ぼくはある時期からSNS、特にXからは距離を置いていた。

その理由は、モノを作る人間がみんなその時々のタイムラインの空気を読みながら、何がウケるかをその時々で考えて刹那的なものを作ることに終始している光景を見て、この流れに乗ってはいけないと直感的に思ったからだ。

象徴的だった現象は、バレンタインデーになるとCGクリエイターがこぞって「リアルなチョコレートをCGで作ってみた」という投稿をし始めたことだ。

ぼくはこの光景と全く同じものを最近でも見た。それは激辛ペヤングが発売されると、Youtubeのトレンドが「激辛ペヤング食べてみた」動画で埋め尽くされている光景だ。

これはもはや、自らの頭で何も考えていない、アルゴリズムの奴隷である。

今のAIブームに駆動されたタイムラインには全く同じか、それよりも醜悪な光景が広がっていると感じる。
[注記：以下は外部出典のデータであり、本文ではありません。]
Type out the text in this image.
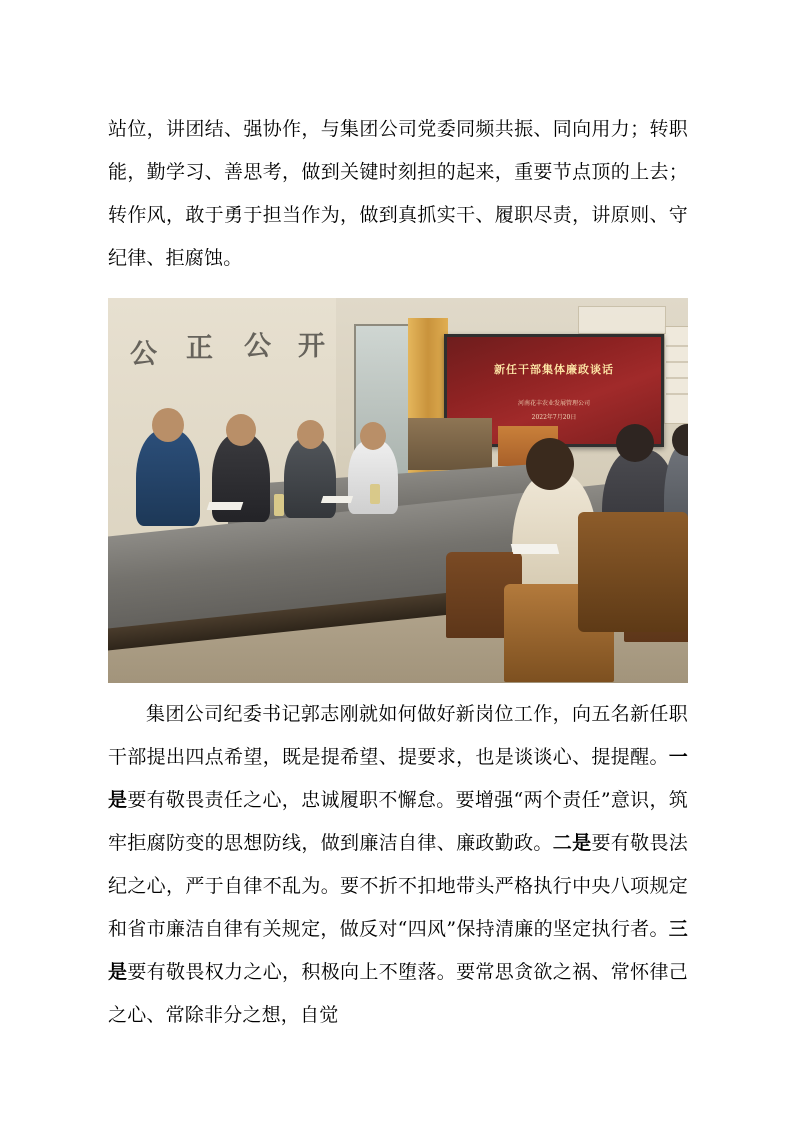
站位，讲团结、强协作，与集团公司党委同频共振、同向用力；转职能，勤学习、善思考，做到关键时刻担的起来，重要节点顶的上去；转作风，敢于勇于担当作为，做到真抓实干、履职尽责，讲原则、守纪律、拒腐蚀。

公 正 公 开
新任干部集体廉政谈话
河南花丰农业发展管理公司
2022年7月20日

集团公司纪委书记郭志刚就如何做好新岗位工作，向五名新任职干部提出四点希望，既是提希望、提要求，也是谈谈心、提提醒。一是要有敬畏责任之心，忠诚履职不懈怠。要增强“两个责任”意识，筑牢拒腐防变的思想防线，做到廉洁自律、廉政勤政。二是要有敬畏法纪之心，严于自律不乱为。要不折不扣地带头严格执行中央八项规定和省市廉洁自律有关规定，做反对“四风”保持清廉的坚定执行者。三是要有敬畏权力之心，积极向上不堕落。要常思贪欲之祸、常怀律己之心、常除非分之想，自觉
タイムラインに流れてくる新しいツールに乗り遅れないように、または新しいツールを「試してみた」でいいねを稼ぎたいという承認欲求に対する渇望が渦巻き、みんな本当にそれが良いものなのか、フィルターバブルの中でマトモな判断能力を失っているようにしか見えない。

サブプライムローンの時のように、負債の対象が債権ならまだマシだが、今回負債の対象になっているのは人間の知性そのものだ。

今の時代は一貫性を保つことがすごく難しくなっている。あらゆるSNSのタイムラインはランダムフィードと化し、フォローやフォロワーといった概念とリーチが意図的に切り離されてしまった。そういう状況では、ショート動画に代表されるように、以前よりもさらにモノを作る人間は刹那的にならざるを得なくなっている。

ぼくがこのWEBサイトに年表のページを作り、フィードで過去の作品をさかのぼったり、タグや年数でフィルタリングできるようにしたのは、そうした状況に飲み込まれず、コンテキストや一貫性を維持できるように、という思いからだ。